Submarine seized in Spain was carrying three tonnes of cocaine

A submarine seized off the Spanish coast over the weekend, the first caught trying to smuggle narcotics into Europe, was carrying three tonnes of cocaine worth 100 million euros ($110 million), officials said Wednesday.
Police intercepted the 20-metre (65-foot) submarine on Saturday off the coast of the northwestern Galicia region.
They were only able to determine the amount of drugs inside after they managed to refloat the vessel three days later and tow it to a nearby port.
They found 152 bundles with three tonnes of cocaine, Spanish police said in a statement.
While drug traffickers, especially from Colombia, have been caught using submarines to transport cocaine into Mexico, and from there into the United States, police said “this is the first time that this system of transporting drugs has been detected in Europe.”
The drugs had a street value of 100 million euros, the central government’s representative in Galicia, Javier Losada de Azpiazu, told reporters.
“This is a historic operation, which will mark a before and after,” he said.
A source close to the investigation had previously told AFP that the submarine came from South America but Losada de Azpiazu said police were still working to determine its exact origin.
A total of 240 agents took part in the operation, which was carried out in cooperation with police from Brazil, Portugal and the United States, he added.
Two Ecuadorian nationals were detained as they tried to escape from the submarine when police moved in.
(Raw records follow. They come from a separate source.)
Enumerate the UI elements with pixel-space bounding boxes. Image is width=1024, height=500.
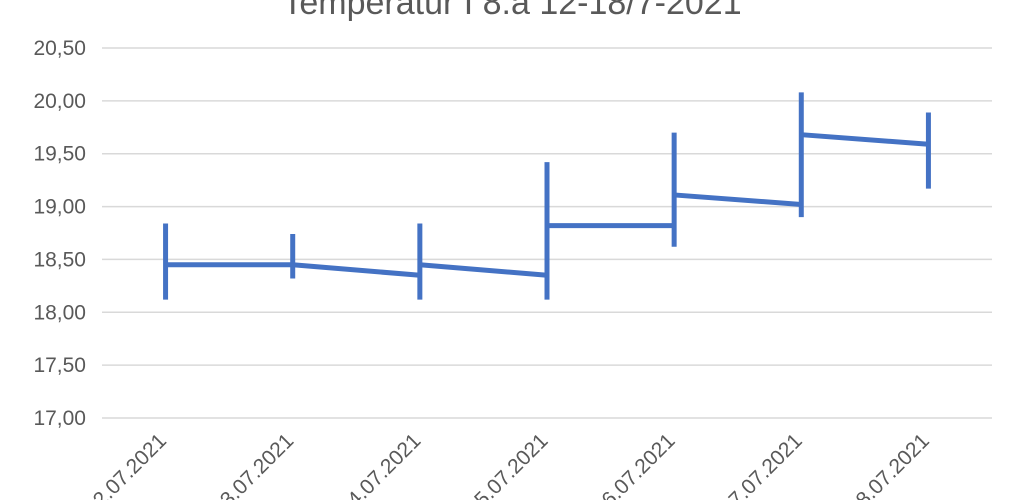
y-axis-ticks: 17,00 17,50 18,00 18,50 19,00 19,50 20,00 20,50 (33, 37, 86, 430)
y-tick-label: 20,00 (33, 90, 86, 113)
series-segment (419, 262, 548, 278)
series-segment (801, 132, 929, 147)
x-tick-label: 12.07.2021 (81, 429, 172, 500)
y-tick-label: 18,50 (33, 248, 86, 271)
y-tick-label: 19,00 (33, 196, 86, 219)
series-segment (292, 262, 421, 278)
x-tick-label: 13.07.2021 (208, 429, 299, 500)
y-tick-label: 19,50 (33, 143, 86, 166)
x-tick-label: 15.07.2021 (462, 429, 553, 500)
x-axis-ticks: 12.07.2021 13.07.2021 14.07.2021 15.07.2021… (81, 429, 934, 500)
y-tick-label: 20,50 (33, 37, 86, 60)
x-tick-label: 17.07.2021 (716, 429, 807, 500)
chart-title: Temperatur I 8:a 12-18/7-2021 (282, 0, 741, 22)
series-segment (673, 192, 802, 207)
y-tick-label: 17,50 (33, 354, 86, 377)
y-tick-label: 18,00 (33, 301, 86, 324)
y-tick-label: 17,00 (33, 407, 86, 430)
x-tick-label: 16.07.2021 (589, 429, 680, 500)
x-tick-label: 18.07.2021 (843, 429, 934, 500)
x-tick-label: 14.07.2021 (335, 429, 426, 500)
series-line (163, 92, 931, 300)
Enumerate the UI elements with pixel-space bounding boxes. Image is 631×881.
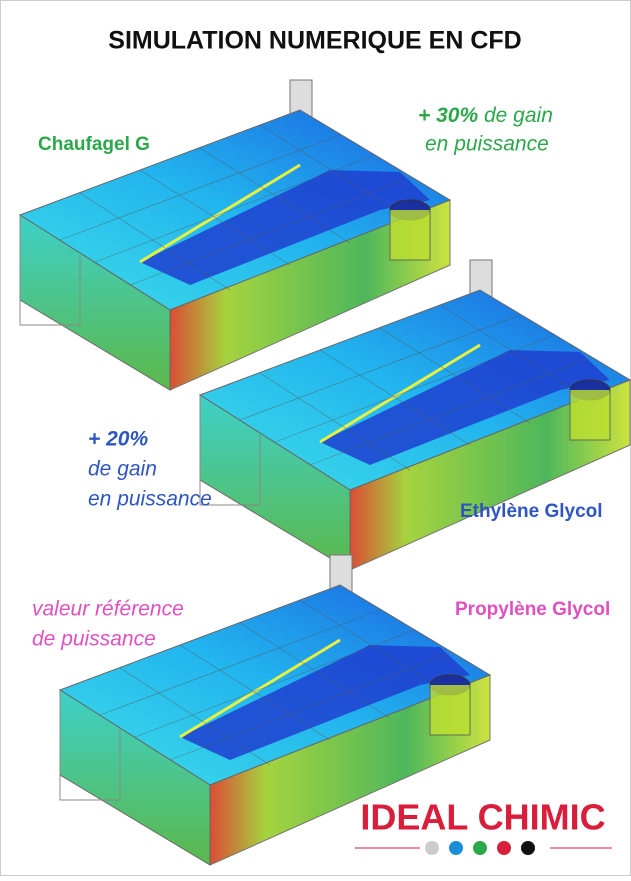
fluid-name: Chaufagel G (38, 134, 150, 155)
gain-line2: en puissance (425, 133, 549, 156)
fluid-name: Propylène Glycol (455, 599, 610, 620)
title: SIMULATION NUMERIQUE EN CFD (108, 27, 521, 55)
fluid-name: Ethylène Glycol (460, 501, 603, 522)
gain-emphasis: + 20% (88, 428, 148, 451)
gain-emphasis: + 30% (418, 104, 478, 127)
gain-text: + 30% de gain (418, 104, 553, 127)
gain-rest: valeur référence (32, 598, 184, 621)
logo-dots (355, 841, 612, 855)
gain-line2: de puissance (32, 628, 156, 651)
logo: IDEAL CHIMIC (360, 797, 605, 838)
gain-rest: de gain (484, 104, 553, 127)
gain-line2: en puissance (88, 488, 212, 511)
gain-rest: de gain (88, 458, 157, 481)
A third person is still on the run.
A thousand narco-subs
Spanish authorities said the hand-made submarine had the capacity to transport up to five tonnes of cocaine.
Drug gangs began making frequent use of submarines to smuggle narcotics in 2005, said Robert J. Bunker, a professor at the U.S. Army War College in Pennsylvania who has studied drug cartels.
The vessels are usually built in remote river inlets in the jungles of Colombia, Ecuador and Guyana for around a million dollars “but can run into a few million dollars for larger or more sophisticated vessels,” he told AFP.
“The best candidates to man such submarines would be fishermen with the ability to navigate in the open sea and be able to fix the onboard engines and other vessel systems if they should break down,” he added.
Bunker estimates that drug cartels have to date built around a thousand so-called “narco submarines”.
Most are only semi-submersible — a ship partially submerged that cannot fully dive like a submarine.
Galicia, one of Spain’s poorest regions, is a top entry point for cocaine into Europe. A maze of coves, caves and inlets dot its rugged coastline, making it a smuggler’s paradise.
Spain accounted for the second-highest proportion of cocaine seizures in the European Union last year after Belgium, with 41 tonnes apprehended.